Lel, selbst wenn ALLES stimmen würde, was man MJ vorwirft, wäre er nicht der schlimmste Verbrecher in meiner Playlist. Gebe aber natürlich soweit recht, dass es bei MJ in starkem Kontrast zur Musik steht.
PS: Caravaggio. ♥
Das Metawissen schwingt immer mit, ob wir wollen oder nicht. Blödes konstruiertes Beispiel: Würdest du bei der Geburtstagsparty deines kleinen Sohnes "Smooth Criminal" auflegen?
Auch wenn das nicht an mich ging: Sofern der kleine Sohn das Lied mag, klar, würde ich.
Kürzlich beim Bäcker hatte ich auch ein Brotblem.
OK, dann kannst du was trennen, was ich nicht kann. Kann ja sein
"Then you ran into the bedroom. You were struck down. It was your doom. You've been struck by a smooth criminal" --> Du müsstest nicht mal lachen, Herr Mundanus?
Wenn ich mir den Text bewusst geben und mir die Ironie vor Augen führen würde, doch. Bei englischsprachiger Musik fällt das aber schnell unter den Tisch. Könnte nichtmal drei Zeilen aus dem Song rezitieren.
Gerade im Pop gibt es ständig ziemlich ekelhaft zweideutige Zeilen, die lyrisch ziemlicher Müll sind. Ohne das jetzt auf "Smooth Criminal" zu beziehen. Bei Pop im Allgemeinen achte ich automatisch nur minimal auf den Text. Ausnahmen wie Marina and the Diamonds oder Lana Del Rey bestätigen die Regel. Der Text spielt natürlich trotzdem eine Rolle, aber eher nach unten. Alles, was nicht komplett beschissen ist, geht in der Regel durch im Pop, solange es gesungen gut klingt. Natürlich auch einer der Gründe, weshalb ich fast keinen Pop höre.

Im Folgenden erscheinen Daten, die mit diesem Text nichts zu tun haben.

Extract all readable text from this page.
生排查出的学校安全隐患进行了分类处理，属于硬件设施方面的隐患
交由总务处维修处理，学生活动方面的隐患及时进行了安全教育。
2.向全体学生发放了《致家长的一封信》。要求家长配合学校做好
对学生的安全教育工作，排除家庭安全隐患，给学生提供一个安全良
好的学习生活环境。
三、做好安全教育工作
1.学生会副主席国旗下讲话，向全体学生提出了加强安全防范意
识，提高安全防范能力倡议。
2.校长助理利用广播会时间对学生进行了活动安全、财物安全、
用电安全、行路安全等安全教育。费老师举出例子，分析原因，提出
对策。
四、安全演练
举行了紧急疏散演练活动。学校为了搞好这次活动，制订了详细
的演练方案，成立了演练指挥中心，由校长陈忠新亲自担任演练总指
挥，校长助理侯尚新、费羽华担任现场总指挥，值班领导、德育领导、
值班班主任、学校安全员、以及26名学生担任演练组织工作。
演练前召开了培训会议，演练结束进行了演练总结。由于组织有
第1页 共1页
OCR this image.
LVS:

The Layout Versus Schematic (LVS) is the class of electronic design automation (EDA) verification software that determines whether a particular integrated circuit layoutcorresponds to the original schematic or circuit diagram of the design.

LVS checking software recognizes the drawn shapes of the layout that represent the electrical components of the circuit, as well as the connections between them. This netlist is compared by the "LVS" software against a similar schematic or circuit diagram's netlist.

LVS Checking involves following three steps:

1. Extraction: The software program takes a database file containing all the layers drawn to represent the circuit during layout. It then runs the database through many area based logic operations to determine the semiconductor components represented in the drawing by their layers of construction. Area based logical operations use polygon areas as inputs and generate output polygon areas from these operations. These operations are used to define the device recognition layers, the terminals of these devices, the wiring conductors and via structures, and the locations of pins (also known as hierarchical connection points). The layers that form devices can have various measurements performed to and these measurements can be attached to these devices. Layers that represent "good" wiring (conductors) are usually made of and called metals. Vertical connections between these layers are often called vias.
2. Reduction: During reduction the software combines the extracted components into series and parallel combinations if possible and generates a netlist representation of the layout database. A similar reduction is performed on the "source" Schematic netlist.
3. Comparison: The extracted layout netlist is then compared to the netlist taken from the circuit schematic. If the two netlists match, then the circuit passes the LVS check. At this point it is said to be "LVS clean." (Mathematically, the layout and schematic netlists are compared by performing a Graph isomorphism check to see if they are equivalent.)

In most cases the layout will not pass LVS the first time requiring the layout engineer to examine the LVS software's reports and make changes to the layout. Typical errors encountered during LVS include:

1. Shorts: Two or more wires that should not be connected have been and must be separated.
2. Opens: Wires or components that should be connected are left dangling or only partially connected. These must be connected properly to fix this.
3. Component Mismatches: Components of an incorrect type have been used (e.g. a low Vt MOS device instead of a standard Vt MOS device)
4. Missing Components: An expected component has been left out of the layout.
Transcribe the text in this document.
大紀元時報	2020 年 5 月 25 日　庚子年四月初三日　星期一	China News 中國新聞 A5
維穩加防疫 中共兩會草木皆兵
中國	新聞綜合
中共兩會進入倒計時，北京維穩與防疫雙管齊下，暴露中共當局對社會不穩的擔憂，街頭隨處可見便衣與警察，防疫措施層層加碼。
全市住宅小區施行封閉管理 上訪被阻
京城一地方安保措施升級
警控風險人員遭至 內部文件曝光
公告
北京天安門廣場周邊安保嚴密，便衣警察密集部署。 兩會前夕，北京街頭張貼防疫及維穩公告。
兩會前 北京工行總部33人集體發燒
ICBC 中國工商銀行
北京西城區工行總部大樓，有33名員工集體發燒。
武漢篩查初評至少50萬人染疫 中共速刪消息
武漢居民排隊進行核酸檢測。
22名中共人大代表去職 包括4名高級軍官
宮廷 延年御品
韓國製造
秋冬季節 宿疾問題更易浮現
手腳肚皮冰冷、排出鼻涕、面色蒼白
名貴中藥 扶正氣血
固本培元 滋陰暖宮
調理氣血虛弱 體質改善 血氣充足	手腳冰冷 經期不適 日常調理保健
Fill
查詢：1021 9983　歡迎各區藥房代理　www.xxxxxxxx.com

Klar, bin da bei dir. Wollte nur darauf hinaus, dass sich die Ironie in dem Fall ja nur dadurch erschließt, dass man weiß, wer der Künstler hinter der Kunst ist. Beides also nicht so eindeutig zu trennen ist.
In einer perfekten Welt, würde man sich für die Person dahinter nicht ein Stück interessieren. Man wird grundsätzlich enttäuscht. Gott, warum musste ich mir Interviews mit Glenn Danzig reinziehen?
Dieser Kommentar wurde vor 5 Jahren durch den Autor entfernt.
So ist es!! Mann stelle sich vor was man alles nicht mehr sehen/hören dürfte sollte der Künstler von seiner Kunst nicht trennbar sein."
Mal ganz unabhängig wie man jetzt zum eigentlichen Thema steht, finde ich das das mit Abstand dümmste Argument, das in solchen Diskussionen immer herausgekramt wird. Das ist argumentativ doch auf einer Ebene mit "wenn ich jetzt drauf achte welche Kleidung unter menschenwürdigen Bedingungen gefertigt wurde, kann ich mir ja nicht mehr die Sachen kaufen, die mir am besten Gefallen!!!". Frei nach dem Motto, Moral ist ja okay, aber nur, wenn ich mich da nicht für einschränken muss.
Ansonsten bin ich da aber tendenziell beim Anwalt. Wobei ich mir persönlich kaum Musik geben kann, bei der in den Texten oder sonstwie durchschimmert, dass ich mit dem Künstler als Person charakterlich nichts anfangen könnte. Reicht in den Fällen auch schon, dass die Person einfach 'n Arschloch, egozentrisch, oberflächlich wasweißich. Ein Künstler, der zu Zwecken der Narrative etc. nur das Arschloch gibt, ist aber natürlich vollkommen okay.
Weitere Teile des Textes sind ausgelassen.